Conversational therapy is the basis for making counseling a reality. For most of us, this is a safe way to go into counseling.
The conversation is necessary for understanding:

  • What matters to you
  • What exactly you are up against, in what context,
  • How you deal with this today (coping),
  • How you experience it,
  • What you wish to evolve towards,
  • What adjustments you wish to make,
  • How you can influence your environment.

As stated earlier, we make sure you feel heard and understood in an unconditional way.

The rationalists among us will argue that emotions are not important. Nothing could be further from the truth, however. Our human behavior is primarily driven and determined by our emotional perception of something. Our “thinking” can influence this. However, not taking into account our emotional experience always leads to being unhappy. Or at best to not being as happy as could be. Just say that our emotional intelligence must be used to its fullest. Our ‘thinking’ is necessary to make what we dream of possible and true.

This thinking has two dimensions.
The first is rationalizing which allows us to plan and set ourselves a path on how to achieve what you think is important.
The second is to understand the emotional experience of yourself and others to realize the optimal interaction between people so that you achieve what you find important.

The emotional dimension is frightening to many people or dismissed as “too soft. Walsha will work with you here in a mature and most appropriate way for you.

A mistake people often make is that a conversation, by itself, will bring about the change. However, this is not true.

A change will take place permanently only if you push yourself to get over those things you are up against:

  • To think differently (cognitively, narratively)
  • Approach differently, that is, adjust your own behavior (behavioral),
  • Interpret differently (cognitively, dialogue)

In this way you change the experience as well as your emotional perception as well as the result.

In short you need to get started and work on yourself. It is like learning to play a musical instrument. You will never become a good guitarist or piano player just by talking about it and/or reading about it.

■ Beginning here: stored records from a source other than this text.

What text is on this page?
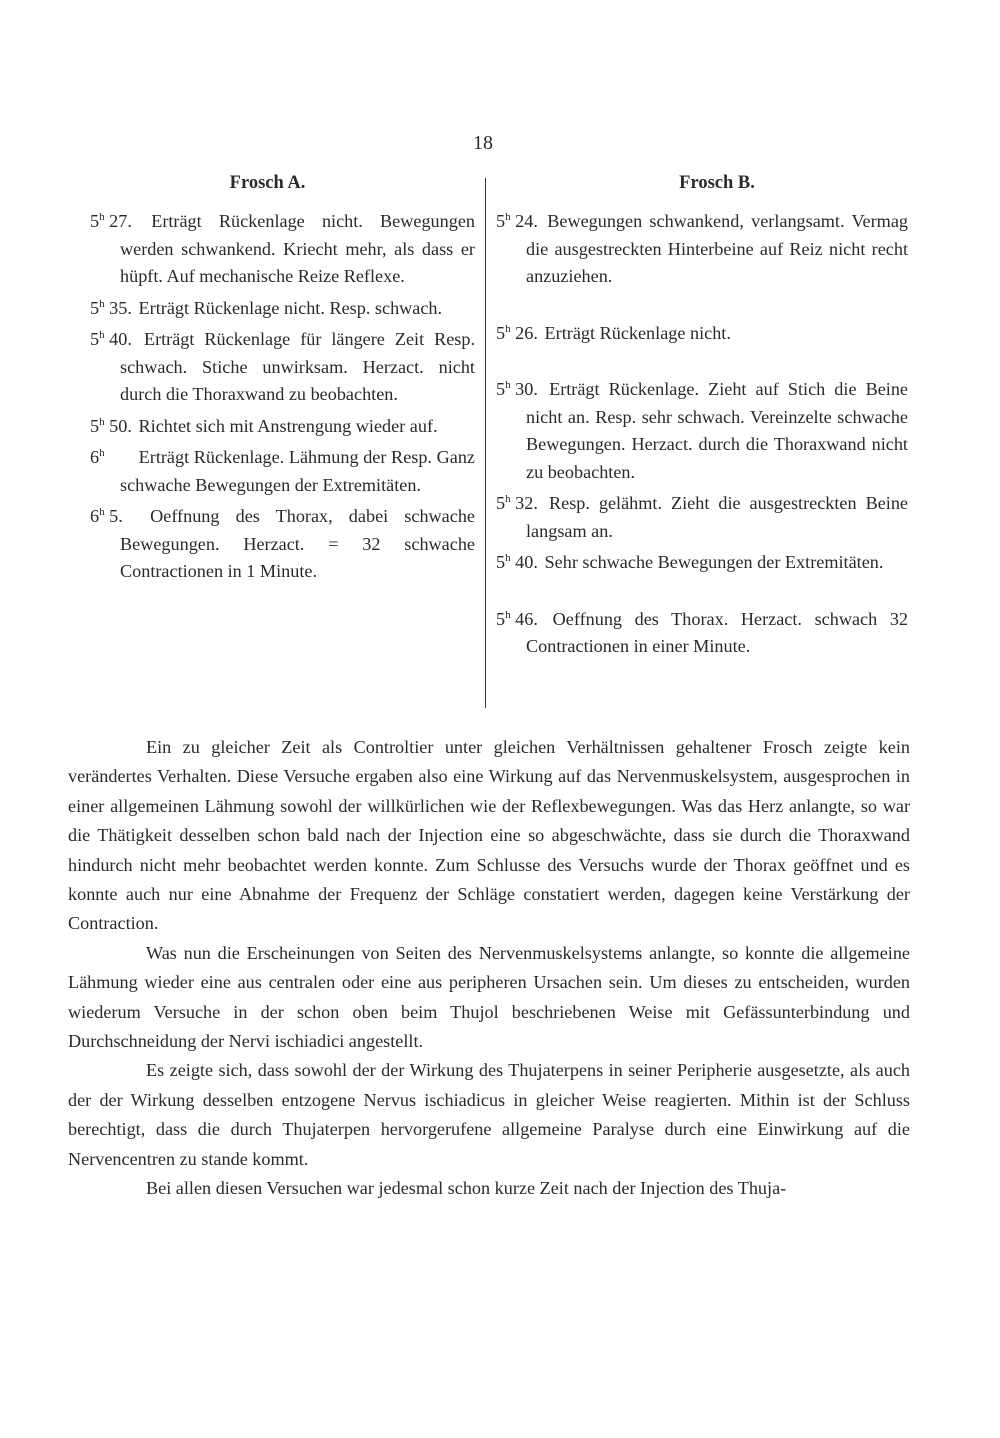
18
Frosch A.

5$^h$ 27. Erträgt Rückenlage nicht. Bewegungen werden schwankend. Kriecht mehr, als dass er hüpft. Auf mechanische Reize Reflexe.

5$^h$ 35. Erträgt Rückenlage nicht. Resp. schwach.

5$^h$ 40. Erträgt Rückenlage für längere Zeit Resp. schwach. Stiche unwirksam. Herzact. nicht durch die Thoraxwand zu beobachten.

5$^h$ 50. Richtet sich mit Anstrengung wieder auf.

6$^h$ Erträgt Rückenlage. Lähmung der Resp. Ganz schwache Bewegungen der Extremitäten.

6$^h$ 5. Oeffnung des Thorax, dabei schwache Bewegungen. Herzact. = 32 schwache Contractionen in 1 Minute.

Frosch B.

5$^h$ 24. Bewegungen schwankend, verlangsamt. Vermag die ausgestreckten Hinterbeine auf Reiz nicht recht anzuziehen.

5$^h$ 26. Erträgt Rückenlage nicht.

5$^h$ 30. Erträgt Rückenlage. Zieht auf Stich die Beine nicht an. Resp. sehr schwach. Vereinzelte schwache Bewegungen. Herzact. durch die Thoraxwand nicht zu beobachten.

5$^h$ 32. Resp. gelähmt. Zieht die ausgestreckten Beine langsam an.

5$^h$ 40. Sehr schwache Bewegungen der Extremitäten.

5$^h$ 46. Oeffnung des Thorax. Herzact. schwach 32 Contractionen in einer Minute.

Ein zu gleicher Zeit als Controltier unter gleichen Verhältnissen gehaltener Frosch zeigte kein verändertes Verhalten. Diese Versuche ergaben also eine Wirkung auf das Nervenmuskelsystem, ausgesprochen in einer allgemeinen Lähmung sowohl der willkürlichen wie der Reflexbewegungen. Was das Herz anlangte, so war die Thätigkeit desselben schon bald nach der Injection eine so abgeschwächte, dass sie durch die Thoraxwand hindurch nicht mehr beobachtet werden konnte. Zum Schlusse des Versuchs wurde der Thorax geöffnet und es konnte auch nur eine Abnahme der Frequenz der Schläge constatiert werden, dagegen keine Verstärkung der Contraction.

Was nun die Erscheinungen von Seiten des Nervenmuskelsystems anlangte, so konnte die allgemeine Lähmung wieder eine aus centralen oder eine aus peripheren Ursachen sein. Um dieses zu entscheiden, wurden wiederum Versuche in der schon oben beim Thujol beschriebenen Weise mit Gefässunterbindung und Durchschneidung der Nervi ischiadici angestellt.

Es zeigte sich, dass sowohl der der Wirkung des Thujaterpens in seiner Peripherie ausgesetzte, als auch der der Wirkung desselben entzogene Nervus ischiadicus in gleicher Weise reagierten. Mithin ist der Schluss berechtigt, dass die durch Thujaterpen hervorgerufene allgemeine Paralyse durch eine Einwirkung auf die Nervencentren zu stande kommt.

Bei allen diesen Versuchen war jedesmal schon kurze Zeit nach der Injection des Thuja-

You do learn to develop the best out of yourself (from amateur musician to virtuoso) by playing the instrument through practice, practice, and practice again.

The nice thing about therapy is that it doesn’t take years. The change takes place in a few weeks to months provided you actively engage in it.

At Walsha, we will make sure that all you learn, step by step, to deal differently with your own behavior, thinking and emotional experience.

So Walsha’s talk therapy is always accompanied by “assignments. These are collaboratively created assignments to try out change and practice, practice and practice at what works. The time you spend on your own change outside the walls of the therapy room greatly determines your outcome.